Dataset files are expected to be organized into the structure below.

<root_dir_to_hold_datasets>
├── imagenet
│   ├── images
│   ├───── imagenet_train-000000-train.tar
│   ├───── imagenet_train-000000-train.tar
│   ├───── ...
│   ├───── imagenet_val-000000-val.tar
│   ├───── ...
│   ├── LiheYoung_depth-anything-large-hf
│   ├── facebook_dinov2-large
│   ├── facebook_sam-vit-huge
│   ├── google_vit-huge-patch14-224-in21k
│   ├── openai_clip-vit-large-patch14
│   ├── <name of any addition model you want to have>
│   ├── splits.json
├── <any additional datasets>                                      
├── ...                                    

Dataset shard

Each tar file is a "shard" in webdataset that contains the same number of samples of that column (i.e. feature or input image), defaults to 1000, except the last shard. You can also use tarfile library to inspect these shards.

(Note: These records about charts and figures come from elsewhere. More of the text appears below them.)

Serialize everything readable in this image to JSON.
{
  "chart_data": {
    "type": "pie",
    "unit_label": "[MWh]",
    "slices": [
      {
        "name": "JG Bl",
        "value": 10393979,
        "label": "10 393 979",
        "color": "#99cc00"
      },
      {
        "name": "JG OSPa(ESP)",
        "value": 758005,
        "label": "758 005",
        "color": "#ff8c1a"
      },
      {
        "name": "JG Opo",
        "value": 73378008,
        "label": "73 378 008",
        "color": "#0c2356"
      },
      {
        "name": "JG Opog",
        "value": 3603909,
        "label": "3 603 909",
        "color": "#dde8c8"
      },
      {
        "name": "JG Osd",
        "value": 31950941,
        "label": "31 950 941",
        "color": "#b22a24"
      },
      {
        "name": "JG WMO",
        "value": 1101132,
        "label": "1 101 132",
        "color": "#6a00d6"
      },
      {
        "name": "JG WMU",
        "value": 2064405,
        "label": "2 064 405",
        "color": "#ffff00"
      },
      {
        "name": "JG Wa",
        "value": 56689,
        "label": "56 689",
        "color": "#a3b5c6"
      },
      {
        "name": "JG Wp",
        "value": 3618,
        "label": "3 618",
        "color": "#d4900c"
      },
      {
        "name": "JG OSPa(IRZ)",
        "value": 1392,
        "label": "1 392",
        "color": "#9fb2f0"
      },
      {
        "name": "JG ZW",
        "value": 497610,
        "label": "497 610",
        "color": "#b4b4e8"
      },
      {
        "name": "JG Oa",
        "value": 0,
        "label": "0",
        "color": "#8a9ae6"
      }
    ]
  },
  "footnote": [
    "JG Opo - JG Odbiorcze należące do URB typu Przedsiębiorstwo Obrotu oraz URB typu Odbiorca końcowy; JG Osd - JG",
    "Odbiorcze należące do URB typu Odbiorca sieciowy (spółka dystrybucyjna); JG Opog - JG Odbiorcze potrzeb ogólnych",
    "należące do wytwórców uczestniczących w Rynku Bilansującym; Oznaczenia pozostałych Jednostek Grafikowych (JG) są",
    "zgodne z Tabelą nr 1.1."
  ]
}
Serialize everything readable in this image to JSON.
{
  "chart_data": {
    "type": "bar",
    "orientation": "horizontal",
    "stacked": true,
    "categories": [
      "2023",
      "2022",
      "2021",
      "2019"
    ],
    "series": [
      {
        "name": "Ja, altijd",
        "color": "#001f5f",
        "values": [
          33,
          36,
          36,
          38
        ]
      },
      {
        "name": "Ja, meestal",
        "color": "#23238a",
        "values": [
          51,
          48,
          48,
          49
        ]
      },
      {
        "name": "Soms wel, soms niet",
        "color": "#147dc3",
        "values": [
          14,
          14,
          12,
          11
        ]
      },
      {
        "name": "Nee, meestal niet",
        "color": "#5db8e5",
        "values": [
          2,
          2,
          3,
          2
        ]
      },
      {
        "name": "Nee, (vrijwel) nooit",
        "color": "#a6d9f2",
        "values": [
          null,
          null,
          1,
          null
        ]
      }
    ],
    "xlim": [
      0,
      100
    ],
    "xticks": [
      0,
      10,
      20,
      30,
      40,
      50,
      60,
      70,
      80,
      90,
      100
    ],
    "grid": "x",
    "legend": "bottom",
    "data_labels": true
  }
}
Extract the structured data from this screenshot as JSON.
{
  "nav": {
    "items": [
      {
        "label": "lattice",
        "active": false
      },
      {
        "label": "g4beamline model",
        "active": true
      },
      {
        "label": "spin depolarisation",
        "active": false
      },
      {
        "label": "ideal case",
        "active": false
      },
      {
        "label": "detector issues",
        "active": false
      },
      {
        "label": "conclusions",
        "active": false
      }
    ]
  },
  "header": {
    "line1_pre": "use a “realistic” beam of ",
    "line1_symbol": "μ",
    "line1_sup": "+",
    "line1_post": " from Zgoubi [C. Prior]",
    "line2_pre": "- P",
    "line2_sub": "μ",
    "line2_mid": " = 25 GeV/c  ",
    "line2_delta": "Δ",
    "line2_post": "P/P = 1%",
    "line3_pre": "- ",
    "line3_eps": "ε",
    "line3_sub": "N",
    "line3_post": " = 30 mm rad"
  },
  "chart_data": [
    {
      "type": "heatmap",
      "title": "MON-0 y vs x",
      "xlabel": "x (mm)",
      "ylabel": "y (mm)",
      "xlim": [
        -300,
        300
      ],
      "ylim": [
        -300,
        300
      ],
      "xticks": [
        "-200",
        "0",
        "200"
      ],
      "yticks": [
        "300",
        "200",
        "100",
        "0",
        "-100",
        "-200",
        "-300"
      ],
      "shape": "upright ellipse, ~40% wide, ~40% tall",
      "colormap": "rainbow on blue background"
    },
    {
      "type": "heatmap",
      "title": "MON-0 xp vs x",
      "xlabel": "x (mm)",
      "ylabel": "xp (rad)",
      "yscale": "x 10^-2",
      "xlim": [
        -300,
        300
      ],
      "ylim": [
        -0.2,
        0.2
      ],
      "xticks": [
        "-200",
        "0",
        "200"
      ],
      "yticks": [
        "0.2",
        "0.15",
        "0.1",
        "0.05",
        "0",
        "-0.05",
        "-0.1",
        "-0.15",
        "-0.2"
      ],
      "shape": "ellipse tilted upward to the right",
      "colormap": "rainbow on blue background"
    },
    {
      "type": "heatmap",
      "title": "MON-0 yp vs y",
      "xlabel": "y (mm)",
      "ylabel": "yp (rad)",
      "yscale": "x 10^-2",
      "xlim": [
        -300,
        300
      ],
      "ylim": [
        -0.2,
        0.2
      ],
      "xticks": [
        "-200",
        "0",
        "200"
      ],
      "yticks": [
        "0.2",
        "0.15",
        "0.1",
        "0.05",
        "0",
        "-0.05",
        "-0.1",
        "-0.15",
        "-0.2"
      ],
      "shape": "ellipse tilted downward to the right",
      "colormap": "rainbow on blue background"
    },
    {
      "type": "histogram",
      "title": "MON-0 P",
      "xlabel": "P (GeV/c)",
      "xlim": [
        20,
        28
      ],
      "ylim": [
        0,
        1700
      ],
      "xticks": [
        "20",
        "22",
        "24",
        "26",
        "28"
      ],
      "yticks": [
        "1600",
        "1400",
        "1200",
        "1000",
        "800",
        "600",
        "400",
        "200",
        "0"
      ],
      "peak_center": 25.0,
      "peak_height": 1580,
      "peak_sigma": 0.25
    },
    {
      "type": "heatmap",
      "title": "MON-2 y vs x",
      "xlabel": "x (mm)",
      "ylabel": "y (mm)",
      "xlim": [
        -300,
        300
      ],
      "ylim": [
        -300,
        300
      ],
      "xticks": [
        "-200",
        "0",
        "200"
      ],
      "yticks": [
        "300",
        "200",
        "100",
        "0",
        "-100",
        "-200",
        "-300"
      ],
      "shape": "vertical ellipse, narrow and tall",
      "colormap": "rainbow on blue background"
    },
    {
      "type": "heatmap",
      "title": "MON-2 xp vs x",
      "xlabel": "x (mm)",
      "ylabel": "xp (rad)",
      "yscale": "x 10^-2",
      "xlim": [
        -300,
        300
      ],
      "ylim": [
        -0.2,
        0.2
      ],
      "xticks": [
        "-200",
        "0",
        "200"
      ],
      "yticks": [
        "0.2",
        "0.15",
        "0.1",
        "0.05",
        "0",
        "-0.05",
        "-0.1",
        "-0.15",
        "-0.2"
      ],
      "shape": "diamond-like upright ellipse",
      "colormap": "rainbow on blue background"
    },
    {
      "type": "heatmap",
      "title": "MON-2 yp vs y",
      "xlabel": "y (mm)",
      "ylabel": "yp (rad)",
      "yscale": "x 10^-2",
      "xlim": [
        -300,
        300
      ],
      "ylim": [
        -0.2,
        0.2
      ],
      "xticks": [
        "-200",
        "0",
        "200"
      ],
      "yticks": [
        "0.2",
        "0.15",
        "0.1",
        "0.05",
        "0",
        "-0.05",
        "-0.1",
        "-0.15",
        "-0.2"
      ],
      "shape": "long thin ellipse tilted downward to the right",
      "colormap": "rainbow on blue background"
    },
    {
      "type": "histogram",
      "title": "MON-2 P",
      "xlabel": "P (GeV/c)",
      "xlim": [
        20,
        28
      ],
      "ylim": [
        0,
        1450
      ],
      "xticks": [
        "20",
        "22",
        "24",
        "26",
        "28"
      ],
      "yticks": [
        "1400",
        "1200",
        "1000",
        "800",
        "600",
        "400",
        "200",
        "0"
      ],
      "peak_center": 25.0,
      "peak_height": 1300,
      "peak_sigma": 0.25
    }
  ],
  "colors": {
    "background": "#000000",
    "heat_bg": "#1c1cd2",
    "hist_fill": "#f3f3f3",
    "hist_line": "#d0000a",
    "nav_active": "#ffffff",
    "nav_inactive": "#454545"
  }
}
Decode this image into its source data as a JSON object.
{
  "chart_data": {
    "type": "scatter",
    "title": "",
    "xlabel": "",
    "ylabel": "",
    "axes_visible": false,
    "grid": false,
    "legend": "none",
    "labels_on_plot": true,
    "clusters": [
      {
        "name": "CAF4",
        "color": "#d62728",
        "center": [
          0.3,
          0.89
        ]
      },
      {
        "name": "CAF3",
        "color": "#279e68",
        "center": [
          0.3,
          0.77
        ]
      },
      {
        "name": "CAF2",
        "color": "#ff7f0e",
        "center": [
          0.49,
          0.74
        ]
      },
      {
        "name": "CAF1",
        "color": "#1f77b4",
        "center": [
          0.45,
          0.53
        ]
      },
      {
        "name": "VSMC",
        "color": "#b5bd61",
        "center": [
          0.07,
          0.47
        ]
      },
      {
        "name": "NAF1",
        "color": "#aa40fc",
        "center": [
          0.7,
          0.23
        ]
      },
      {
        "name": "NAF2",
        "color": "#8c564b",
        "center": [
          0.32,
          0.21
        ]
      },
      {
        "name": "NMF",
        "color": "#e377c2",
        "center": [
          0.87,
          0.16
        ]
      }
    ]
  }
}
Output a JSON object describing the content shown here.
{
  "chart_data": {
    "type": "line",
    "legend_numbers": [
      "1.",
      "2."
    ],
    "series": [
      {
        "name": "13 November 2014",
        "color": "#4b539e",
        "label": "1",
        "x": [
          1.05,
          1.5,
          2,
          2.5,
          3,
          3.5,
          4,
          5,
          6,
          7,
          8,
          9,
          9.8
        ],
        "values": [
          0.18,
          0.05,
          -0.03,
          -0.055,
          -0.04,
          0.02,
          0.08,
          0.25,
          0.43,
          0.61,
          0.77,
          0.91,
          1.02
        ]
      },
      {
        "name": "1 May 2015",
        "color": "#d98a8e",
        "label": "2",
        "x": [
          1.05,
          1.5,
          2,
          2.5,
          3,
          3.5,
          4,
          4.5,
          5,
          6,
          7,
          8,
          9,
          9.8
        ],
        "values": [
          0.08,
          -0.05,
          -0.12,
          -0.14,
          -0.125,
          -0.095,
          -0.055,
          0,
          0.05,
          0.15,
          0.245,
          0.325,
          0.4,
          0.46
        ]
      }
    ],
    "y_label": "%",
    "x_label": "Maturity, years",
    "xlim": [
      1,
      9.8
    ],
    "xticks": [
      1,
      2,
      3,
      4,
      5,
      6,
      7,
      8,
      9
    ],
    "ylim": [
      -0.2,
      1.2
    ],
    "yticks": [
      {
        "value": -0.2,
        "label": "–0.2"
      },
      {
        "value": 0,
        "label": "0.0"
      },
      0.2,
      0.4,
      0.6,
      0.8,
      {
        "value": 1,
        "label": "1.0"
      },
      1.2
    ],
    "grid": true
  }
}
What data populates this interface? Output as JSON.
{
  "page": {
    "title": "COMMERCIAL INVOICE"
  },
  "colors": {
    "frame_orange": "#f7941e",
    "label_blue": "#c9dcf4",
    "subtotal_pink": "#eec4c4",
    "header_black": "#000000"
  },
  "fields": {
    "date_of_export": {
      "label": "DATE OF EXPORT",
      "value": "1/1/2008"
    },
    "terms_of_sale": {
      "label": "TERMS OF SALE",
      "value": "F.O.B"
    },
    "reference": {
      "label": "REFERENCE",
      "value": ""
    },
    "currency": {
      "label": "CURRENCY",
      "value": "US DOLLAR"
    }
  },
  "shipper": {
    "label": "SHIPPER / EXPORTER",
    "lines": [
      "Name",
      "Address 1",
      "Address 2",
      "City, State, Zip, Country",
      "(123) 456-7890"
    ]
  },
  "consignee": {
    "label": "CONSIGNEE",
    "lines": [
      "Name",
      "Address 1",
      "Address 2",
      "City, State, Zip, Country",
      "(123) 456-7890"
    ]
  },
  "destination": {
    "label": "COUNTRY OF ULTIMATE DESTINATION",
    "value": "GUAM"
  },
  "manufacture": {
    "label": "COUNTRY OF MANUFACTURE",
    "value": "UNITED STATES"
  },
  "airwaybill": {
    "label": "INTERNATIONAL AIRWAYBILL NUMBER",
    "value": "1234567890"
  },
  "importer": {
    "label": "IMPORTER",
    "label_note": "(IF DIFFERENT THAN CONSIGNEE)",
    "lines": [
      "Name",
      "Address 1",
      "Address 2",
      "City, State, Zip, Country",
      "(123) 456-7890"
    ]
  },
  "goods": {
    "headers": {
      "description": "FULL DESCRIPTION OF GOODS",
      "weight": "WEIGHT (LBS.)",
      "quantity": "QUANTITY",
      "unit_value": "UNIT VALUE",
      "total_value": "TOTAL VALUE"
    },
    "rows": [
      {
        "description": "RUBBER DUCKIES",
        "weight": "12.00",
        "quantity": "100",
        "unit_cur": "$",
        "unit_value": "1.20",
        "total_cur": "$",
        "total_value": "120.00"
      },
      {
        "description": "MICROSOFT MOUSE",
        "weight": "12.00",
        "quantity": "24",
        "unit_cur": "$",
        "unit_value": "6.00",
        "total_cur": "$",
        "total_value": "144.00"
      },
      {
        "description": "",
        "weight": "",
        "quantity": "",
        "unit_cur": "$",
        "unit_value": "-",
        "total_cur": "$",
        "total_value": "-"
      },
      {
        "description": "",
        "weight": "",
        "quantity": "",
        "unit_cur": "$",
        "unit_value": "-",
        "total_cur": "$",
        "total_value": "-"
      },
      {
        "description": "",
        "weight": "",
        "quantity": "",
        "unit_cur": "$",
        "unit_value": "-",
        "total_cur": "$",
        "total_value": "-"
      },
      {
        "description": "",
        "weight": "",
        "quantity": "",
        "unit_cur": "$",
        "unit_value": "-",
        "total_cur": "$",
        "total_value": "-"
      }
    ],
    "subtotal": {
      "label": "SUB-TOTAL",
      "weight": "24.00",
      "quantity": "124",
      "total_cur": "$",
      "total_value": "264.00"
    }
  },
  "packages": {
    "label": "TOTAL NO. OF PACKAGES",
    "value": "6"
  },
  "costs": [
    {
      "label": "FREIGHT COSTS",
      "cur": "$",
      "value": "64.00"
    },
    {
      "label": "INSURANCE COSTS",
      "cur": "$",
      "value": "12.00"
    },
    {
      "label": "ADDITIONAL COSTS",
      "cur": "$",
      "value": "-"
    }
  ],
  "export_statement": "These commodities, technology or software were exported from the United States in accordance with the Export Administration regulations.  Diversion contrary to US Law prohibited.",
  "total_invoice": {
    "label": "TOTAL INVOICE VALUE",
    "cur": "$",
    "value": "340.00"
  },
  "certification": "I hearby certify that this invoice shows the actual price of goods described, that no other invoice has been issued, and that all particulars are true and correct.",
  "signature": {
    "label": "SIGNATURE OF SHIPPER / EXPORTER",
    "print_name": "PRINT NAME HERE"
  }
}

For raw images, a shard contains

n01775062_3267.image  
n01775062_327.image
<name_corresponding_to_image_sample>.image
...

Images are in numpy arrays with np.uint8

For features, a shard contains

n01775062_3267.google_vit-huge-patch14-224-in21k.safetensors   
n01775062_327.google_vit-huge-patch14-224-in21k.safetensors
<name_corresponding_to_image_sample>.<model_name>.safetensors
...

Each safetensors is a huggingface safetensor object containing features of that single image sample. There could be multiple keys within that safetensor. Usually, we use the format

{
    "embedding": spatial features in shape of [C, H, W],
    "cls_token": [CLS] token in shape of [C],
    ...
}

The file splits.json under each dataset defines number of samples in each split. For example, the content of splits.json for ImageNet is:

{
    "train": 1281167,
    "val": 50000,
    "test": 0
}

In our dataset pipeline file (src/theia/dataset/data_utils.py), decode_sample() is the method to decode single sample (an element in tar shard) to actual data.